Введение в философию - страница 22

Шрифт
Интервал


Что же мешает этому? Неужели плохие доказательства сделали хороший предмет настолько подозрительным, что теперь считается за обязанность перед рассудком, отвергающим доказательства, отвергать и самый предмет? Ведь при этом в результате явилась бы удивительная вещь, что по такому воззрению истинное, последнее дело и задача науки в мире состояли бы в том, чтобы показать, что вера в смысл и разум в вещах есть бессмыслица и суеверие.

В этом направлении лежит возможность мира между знанием и верой, между философией и религией, возможность действительного и прочного мира, а не гнилого компромисса, заключаемого часто на счет истины, и не равнодушного и пренебрежительного уступания дороги, а мира, покоящегося на свободном взаимном признании. Первым шагом к этому служит строгое разграничение задач. Прежде всего религия должна перестать вмешиваться по старой практике в дело науки. Она должна предоставить исследованию естественной и исторической действительности полную свободу, она не должна ни ставить ему границ, ни предписывать результатов; это значило бы посягать на жизнь науки. Она может сделать это без опасения отдать таким образом в жертву самое себя: наука никогда не наполнит духа человека, точно так же как никогда не исчерпает действительности до дна. Это она познает тем легче, чем более будет застрахована от вмешательств в ее область, и она признает в то же время, что заменить религию не может, что рядом с ее задачей есть место для другой, решить которую она не в состоянии. Рядом с вопросами: что и как? человек неизбежно поднимает вопрос: для чего? Правда, на этот последний постоянно пыталась дать ответ и философия. Взирая на целое жизни, она пытается определить его цель или высшее благо, и, взирая на целое вещей, она старается понять его в его отношении к высшему благу. Но она все более и более убеждалась, что предприятия этого нельзя выполнить средствами научного познания, что, говоря словами Гете, существование не делится на человеческий разум без остатка. Таким образом, на долю религии остается задача: истолковывать смысл вещей – не для разума, с помощью его понятий, а с помощью святых символов – для души.

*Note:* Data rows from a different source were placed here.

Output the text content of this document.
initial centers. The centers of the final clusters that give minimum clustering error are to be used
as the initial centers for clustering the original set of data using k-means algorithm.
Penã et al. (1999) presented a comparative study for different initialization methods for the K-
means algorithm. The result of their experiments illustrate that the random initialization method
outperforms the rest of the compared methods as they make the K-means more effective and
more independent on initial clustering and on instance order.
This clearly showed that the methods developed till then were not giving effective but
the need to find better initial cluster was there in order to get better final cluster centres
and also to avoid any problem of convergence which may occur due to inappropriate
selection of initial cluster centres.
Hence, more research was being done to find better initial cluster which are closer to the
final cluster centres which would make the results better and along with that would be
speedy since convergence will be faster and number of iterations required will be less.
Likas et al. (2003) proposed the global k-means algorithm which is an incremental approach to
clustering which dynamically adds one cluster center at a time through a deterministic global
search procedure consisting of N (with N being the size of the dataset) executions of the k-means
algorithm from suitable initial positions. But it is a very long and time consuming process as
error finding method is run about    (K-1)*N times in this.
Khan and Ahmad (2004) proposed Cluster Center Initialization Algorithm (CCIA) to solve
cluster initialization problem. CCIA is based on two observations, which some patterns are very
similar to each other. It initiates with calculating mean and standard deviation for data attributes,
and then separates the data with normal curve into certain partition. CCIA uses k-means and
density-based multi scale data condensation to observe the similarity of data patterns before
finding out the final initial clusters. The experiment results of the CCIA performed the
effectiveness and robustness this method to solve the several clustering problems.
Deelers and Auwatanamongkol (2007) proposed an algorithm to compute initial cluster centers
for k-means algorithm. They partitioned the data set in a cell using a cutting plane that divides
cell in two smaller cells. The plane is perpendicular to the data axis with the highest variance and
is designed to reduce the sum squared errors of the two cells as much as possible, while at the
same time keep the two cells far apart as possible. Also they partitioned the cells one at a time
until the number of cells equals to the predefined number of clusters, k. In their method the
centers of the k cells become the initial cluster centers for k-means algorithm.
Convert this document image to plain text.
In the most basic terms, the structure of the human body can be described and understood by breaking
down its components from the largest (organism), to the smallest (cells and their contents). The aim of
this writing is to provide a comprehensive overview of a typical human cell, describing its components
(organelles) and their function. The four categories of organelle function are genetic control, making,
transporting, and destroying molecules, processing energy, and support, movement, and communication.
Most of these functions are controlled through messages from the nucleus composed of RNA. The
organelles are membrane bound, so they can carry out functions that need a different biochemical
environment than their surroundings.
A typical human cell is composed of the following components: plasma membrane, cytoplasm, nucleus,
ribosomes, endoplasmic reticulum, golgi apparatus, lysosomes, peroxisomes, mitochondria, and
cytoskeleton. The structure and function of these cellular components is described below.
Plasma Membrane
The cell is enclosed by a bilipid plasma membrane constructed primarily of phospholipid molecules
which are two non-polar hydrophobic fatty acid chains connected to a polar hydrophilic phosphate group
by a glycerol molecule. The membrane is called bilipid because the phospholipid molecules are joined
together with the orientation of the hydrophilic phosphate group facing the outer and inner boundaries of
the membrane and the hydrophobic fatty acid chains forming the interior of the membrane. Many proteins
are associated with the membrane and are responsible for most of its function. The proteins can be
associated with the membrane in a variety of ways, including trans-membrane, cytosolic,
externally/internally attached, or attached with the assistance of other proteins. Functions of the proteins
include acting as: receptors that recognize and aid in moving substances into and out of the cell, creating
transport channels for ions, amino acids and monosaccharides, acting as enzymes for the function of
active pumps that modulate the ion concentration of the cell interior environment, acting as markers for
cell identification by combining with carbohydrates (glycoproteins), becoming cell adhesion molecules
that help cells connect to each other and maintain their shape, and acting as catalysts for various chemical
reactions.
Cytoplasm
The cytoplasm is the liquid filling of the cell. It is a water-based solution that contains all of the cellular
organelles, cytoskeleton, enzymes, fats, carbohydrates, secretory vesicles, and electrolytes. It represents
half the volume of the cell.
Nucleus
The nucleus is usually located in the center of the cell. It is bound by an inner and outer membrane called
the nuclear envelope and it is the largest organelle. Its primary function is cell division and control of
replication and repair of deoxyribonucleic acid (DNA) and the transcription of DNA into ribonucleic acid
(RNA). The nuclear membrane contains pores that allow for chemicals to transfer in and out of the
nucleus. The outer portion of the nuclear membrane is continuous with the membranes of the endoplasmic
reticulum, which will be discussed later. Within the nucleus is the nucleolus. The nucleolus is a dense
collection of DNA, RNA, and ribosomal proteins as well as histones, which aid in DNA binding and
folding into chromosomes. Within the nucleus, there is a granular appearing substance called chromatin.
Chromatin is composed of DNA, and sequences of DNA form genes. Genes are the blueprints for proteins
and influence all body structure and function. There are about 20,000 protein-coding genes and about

Историческое отношение между наукой, философией и религией можно теперь выразить следующим образом. Первоначально все они составляют одно. Причинное объяснение, теоретическое построение и идеальное толкование действительности совпадают в религиозной мифологии: символы совершенного служат в то же время принципами объяснения природы. Еще в схоластических богословии и философии оба элемента нераздельны: Бог есть высшее благо и в то же время первопричина, которой пользуются, как началом объяснения, все науки – как астрономия и биология, так и история. Постепенное дифференцирование, всюду господствующее в развитии исторической и органической жизни, повело и здесь к разделению. Наука отделилась от религии и, не заботясь о возможности идеального толкования, преследует свою собственную цель – описание и причинное объяснение действительности. Религия предлагает вере свое толкование, не заботясь о возможности научного построения; образование догматов, имевшее в виду быть чем-то вроде логического построения веры, прекратилось. Между обеими занимает срединное положение философия. Исходя из знания, она, как универсальная наука, старается ответить на вопрос о сущности и форме действительности. Если уже здесь она наталкивается на границы человеческого познания, то еще решительнее она замечает свою недостаточность при вопросе о значении и смысле вещей; она познает невозможность вывести из предположенного смысла форму или, наоборот, из формы действительности вывести ее единый смысл: мир есть мистерия, открытие тайного смысла которой сердцу она предоставляет правительнице мистерий – религии.